Forget Rate Cuts. Bad News Could Finally Be Bad for Stocks.
Sep 11, 2025 12:47:00 -0400 by Martin Baccardax | #MarketsA scene on the floor of the New York Stock Exchange on Sept. 3. (Spencer Platt/Getty Images)
Key Points
About This Summary
- Investors could soon shift their focus from inflation to economic growth concerns after weak labor market data.
- Jobless claims surged to a four-year high, overshadowing largely in-line inflation data.
- The bond market reflects growth worries, with a flattening yield curve.
Stock investors appear poised to quickly shift their focus, worrying about economic growth, rather than inflation, following a series of readings that suggest a notably weaker labor market heading into the final months of the year.
The Bureau of Labor Statistics published inflation data Thursday that was largely in line with Wall Street forecasts, even as the headline reading for the gain in August relative to June was modestly faster than expected at 0.4%. The closely tracked core reading showed prices rising at a 0.3% pace, with the annual gain pegged at 3.1%.

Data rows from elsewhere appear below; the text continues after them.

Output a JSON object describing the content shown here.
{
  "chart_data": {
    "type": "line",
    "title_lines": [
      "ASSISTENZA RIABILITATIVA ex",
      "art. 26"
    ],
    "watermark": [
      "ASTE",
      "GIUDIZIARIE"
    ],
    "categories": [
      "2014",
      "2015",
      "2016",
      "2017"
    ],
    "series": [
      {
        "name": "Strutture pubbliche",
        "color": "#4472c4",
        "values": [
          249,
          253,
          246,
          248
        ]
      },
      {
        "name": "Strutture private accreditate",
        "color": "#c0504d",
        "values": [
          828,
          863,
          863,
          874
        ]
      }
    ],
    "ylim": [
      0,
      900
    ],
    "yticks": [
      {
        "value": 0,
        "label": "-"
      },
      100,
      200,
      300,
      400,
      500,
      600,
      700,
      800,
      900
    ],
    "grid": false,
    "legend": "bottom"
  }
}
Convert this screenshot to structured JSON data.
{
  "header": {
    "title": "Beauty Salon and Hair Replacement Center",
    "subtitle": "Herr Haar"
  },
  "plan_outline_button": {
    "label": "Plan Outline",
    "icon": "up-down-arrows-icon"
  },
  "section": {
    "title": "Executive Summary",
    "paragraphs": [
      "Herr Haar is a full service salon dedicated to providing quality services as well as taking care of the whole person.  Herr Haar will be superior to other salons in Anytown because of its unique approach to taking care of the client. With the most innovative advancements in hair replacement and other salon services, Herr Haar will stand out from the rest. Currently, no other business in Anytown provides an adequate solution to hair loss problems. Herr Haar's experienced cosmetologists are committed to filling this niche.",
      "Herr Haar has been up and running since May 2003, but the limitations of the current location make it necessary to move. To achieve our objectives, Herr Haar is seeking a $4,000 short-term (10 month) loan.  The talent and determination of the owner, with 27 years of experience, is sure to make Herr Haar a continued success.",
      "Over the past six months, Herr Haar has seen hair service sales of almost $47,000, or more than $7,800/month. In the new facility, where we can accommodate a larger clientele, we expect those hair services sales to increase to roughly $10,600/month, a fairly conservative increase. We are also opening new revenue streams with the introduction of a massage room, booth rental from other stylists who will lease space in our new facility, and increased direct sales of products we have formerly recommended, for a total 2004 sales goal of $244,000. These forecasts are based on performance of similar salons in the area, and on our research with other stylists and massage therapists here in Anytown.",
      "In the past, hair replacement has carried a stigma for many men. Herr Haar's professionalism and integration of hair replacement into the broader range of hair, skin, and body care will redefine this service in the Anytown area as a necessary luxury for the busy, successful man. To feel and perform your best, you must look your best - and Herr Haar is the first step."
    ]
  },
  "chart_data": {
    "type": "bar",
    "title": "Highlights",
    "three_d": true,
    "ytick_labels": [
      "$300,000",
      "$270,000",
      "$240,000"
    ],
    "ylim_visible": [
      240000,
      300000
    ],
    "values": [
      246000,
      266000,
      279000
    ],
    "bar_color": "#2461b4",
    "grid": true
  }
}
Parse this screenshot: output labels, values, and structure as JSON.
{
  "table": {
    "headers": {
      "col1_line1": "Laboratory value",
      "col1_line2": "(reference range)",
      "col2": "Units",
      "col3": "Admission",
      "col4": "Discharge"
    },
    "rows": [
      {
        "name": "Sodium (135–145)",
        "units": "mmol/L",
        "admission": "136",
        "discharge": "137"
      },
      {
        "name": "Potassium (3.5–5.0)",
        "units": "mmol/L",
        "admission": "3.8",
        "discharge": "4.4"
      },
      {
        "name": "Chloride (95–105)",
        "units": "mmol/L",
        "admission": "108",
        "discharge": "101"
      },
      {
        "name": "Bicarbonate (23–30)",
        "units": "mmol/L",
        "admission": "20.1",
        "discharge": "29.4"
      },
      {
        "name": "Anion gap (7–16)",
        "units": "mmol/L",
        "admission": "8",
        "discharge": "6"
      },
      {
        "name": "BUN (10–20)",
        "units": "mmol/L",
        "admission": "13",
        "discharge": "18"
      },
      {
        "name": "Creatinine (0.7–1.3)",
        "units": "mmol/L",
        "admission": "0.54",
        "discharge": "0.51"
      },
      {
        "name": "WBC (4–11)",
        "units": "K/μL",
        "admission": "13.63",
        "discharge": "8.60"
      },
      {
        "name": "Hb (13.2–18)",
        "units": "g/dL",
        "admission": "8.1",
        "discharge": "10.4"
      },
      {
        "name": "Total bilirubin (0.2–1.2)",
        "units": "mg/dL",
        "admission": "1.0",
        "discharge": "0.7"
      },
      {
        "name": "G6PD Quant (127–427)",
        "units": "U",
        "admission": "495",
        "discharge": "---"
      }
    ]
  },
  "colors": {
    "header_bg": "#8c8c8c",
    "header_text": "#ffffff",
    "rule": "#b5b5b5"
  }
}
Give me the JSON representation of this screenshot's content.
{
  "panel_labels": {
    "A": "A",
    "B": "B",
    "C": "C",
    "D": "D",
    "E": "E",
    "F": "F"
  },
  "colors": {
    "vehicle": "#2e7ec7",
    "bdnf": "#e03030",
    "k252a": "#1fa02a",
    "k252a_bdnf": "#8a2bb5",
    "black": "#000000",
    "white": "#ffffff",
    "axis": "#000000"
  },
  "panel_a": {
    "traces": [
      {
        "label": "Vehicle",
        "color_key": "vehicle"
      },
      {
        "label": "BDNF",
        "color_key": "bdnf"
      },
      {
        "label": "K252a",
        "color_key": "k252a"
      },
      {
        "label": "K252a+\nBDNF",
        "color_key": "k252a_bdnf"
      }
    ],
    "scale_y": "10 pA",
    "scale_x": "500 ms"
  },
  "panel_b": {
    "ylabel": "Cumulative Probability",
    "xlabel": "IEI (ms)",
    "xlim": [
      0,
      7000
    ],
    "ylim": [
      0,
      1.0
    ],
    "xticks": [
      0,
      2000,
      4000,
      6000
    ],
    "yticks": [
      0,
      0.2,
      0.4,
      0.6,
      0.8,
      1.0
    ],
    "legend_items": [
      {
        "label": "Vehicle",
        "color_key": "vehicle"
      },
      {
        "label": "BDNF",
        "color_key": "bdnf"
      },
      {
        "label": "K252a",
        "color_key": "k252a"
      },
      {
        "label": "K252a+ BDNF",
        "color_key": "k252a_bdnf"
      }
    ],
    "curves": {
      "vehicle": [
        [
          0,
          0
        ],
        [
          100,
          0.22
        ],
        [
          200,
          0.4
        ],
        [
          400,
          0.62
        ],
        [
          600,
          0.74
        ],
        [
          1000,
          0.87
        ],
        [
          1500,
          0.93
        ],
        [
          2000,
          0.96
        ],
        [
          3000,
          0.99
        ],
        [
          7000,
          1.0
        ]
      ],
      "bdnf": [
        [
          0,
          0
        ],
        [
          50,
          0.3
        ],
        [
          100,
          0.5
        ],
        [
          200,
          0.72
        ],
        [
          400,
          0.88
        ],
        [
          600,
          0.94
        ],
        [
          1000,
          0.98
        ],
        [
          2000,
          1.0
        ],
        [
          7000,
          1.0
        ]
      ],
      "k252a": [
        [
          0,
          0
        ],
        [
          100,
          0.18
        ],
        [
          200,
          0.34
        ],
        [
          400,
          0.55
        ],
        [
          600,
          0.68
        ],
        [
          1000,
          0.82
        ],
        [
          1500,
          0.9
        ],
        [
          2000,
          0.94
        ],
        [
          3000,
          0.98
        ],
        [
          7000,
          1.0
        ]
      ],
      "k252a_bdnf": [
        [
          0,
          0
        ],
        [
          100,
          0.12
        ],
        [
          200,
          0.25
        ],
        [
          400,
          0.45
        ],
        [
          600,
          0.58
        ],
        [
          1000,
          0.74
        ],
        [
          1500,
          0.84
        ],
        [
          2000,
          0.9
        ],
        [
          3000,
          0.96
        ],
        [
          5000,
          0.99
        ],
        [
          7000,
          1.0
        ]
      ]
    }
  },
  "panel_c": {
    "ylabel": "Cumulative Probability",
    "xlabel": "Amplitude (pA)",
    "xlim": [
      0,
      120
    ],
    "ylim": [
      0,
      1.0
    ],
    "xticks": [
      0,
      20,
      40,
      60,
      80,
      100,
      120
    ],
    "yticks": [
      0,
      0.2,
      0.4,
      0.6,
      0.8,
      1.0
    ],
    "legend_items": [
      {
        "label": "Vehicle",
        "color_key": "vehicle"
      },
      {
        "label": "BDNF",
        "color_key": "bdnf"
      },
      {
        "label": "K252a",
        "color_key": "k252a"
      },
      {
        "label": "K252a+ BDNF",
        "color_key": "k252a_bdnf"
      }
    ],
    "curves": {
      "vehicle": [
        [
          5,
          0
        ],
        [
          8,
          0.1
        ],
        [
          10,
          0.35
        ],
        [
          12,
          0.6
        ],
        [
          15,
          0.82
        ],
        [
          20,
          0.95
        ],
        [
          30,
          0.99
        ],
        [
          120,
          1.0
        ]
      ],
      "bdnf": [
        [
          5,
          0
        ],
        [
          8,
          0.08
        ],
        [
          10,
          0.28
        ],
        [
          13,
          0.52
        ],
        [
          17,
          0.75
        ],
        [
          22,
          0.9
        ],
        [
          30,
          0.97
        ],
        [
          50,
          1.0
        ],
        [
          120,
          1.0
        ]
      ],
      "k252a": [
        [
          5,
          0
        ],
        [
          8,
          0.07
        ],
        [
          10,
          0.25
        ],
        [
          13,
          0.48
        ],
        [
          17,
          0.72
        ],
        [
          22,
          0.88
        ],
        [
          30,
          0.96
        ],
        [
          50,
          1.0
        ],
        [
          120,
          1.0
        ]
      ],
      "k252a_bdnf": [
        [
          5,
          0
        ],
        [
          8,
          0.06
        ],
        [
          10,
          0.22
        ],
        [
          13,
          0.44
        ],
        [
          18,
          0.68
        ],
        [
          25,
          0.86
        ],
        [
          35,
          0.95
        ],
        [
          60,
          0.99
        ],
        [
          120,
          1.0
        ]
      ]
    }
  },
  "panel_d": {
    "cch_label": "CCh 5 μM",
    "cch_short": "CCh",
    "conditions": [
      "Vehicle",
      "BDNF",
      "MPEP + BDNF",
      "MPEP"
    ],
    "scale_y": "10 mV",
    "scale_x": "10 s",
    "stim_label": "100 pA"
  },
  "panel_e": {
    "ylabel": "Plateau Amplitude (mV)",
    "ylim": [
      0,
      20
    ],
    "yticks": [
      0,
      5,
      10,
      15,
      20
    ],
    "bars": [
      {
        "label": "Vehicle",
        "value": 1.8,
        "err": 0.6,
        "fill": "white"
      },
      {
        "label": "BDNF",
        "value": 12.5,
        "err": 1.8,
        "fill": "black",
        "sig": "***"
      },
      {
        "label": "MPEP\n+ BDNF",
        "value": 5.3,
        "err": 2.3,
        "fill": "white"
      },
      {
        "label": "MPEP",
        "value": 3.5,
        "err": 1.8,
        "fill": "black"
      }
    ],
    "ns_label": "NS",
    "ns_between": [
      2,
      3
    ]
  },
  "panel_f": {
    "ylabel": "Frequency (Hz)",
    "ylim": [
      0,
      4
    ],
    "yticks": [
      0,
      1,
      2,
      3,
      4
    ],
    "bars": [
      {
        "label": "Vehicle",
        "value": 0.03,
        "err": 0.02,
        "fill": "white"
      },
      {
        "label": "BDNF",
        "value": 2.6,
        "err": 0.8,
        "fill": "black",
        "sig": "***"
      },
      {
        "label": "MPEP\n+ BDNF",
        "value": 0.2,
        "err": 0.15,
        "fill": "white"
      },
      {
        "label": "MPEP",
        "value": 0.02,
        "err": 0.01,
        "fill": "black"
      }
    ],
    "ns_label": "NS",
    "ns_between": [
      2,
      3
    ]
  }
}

Despite the Federal Reserve’s mandate to fight inflation, those results will likely give the bank scope to start the first of multiple interest-rate cuts next week in Washington. The CME Group’s FedWatch Tool, in fact, now sees the central bank’s benchmark lending rate falling to between 3.5% and 3.75% by the end of the year from 4.25% to 4.50% today.
The problem is that the Labor Department’s update of weekly jobless claims, published alongside the inflation data, showed the largest number of Americans filing for first-time unemployment benefits in four years. The total came in at 263,000 people, compared with Wall Street’s consensus forecast of 235,000.
That sign of weakness in employment chimes with news earlier this week that the Bureau of Labor Statistics now estimates that the U.S. economy added 911,000 fewer jobs in the 12 months through March than it had reported. Given last Friday’s miserable employment report for August, the data could challenge the market’s assumption that the domestic economy is in line for solid growth over the coming quarters.
“For the first time in a long time, CPI is being overshadowed on its release day by another data series,” said Josh Jamner, senior investment strategy analyst at ClearBridge Investments. “While investors may cheer the prospect of rate cuts, if the pickup in initial jobless claims is sustained in the coming weeks, they may turn more cautious on the economic outlook.”
The Atlanta Fed’s GDPNow forecasting tool, which tracks data on economic growth in real time, suggests the economy is expanding at a 3.1% annual clip. That is in line with the pace it achieved in the three months through June.
For now, solid GDP gains and expectations they will continue, plus bets that the Fed will cut interest rates, are propelling stocks higher. Wall Street firms keep raising their calls on how far the S&P 500 will rise by the end of the year.
In a research note published this week, Deutsche Bank analysts led by Binky Chanda set a 7000-point target for the S&P 500 by the end of December. That would amount to a 7% advance from current levels.
The bank cited above-trend GDP growth, solid corporate earnings, a limited impact on profit margins from tariffs, and supportive moves from the White House.
“The consensus sees U.S. growth slowing near term before picking up next year,” Chanda and his team said. “But it also looked for growth to slow in Q2, and when that did not materialize,” stocks ultimately headed higher.
The more the jobs data worsens, however, the more likely the market is to stop seeing bad economic news as a signal that rate cuts are coming. Instead, it could see it as indicating that the economy is slowing down, which would hurt corporate earnings, and stock prices.
The bond market is already beginning to reflect worry about growth. After the jobless-claims data, the yield on benchmark 10-year Treasury notes yields briefly fell below 4% for the first time since April, while two-year yields were little changed at 3.52%.
That so-called flattening of the yield curve typically signals concern about GDP growth.
However, Seema Shah, chief global strategist at Principal Asset Management, isn’t convinced that the labor market is weak enough to trigger growth concerns just yet. She says that although the data will “inject some urgency” into the Fed’s decision-making, “an emergency sized rate reduction isn’t required.”
“Jobless claims have jumped but are still quite low compared to 2021 levels, while the broader economic activity data and earnings reports don’t signal an economy that is approaching a recessionary tipping point,” Shah said.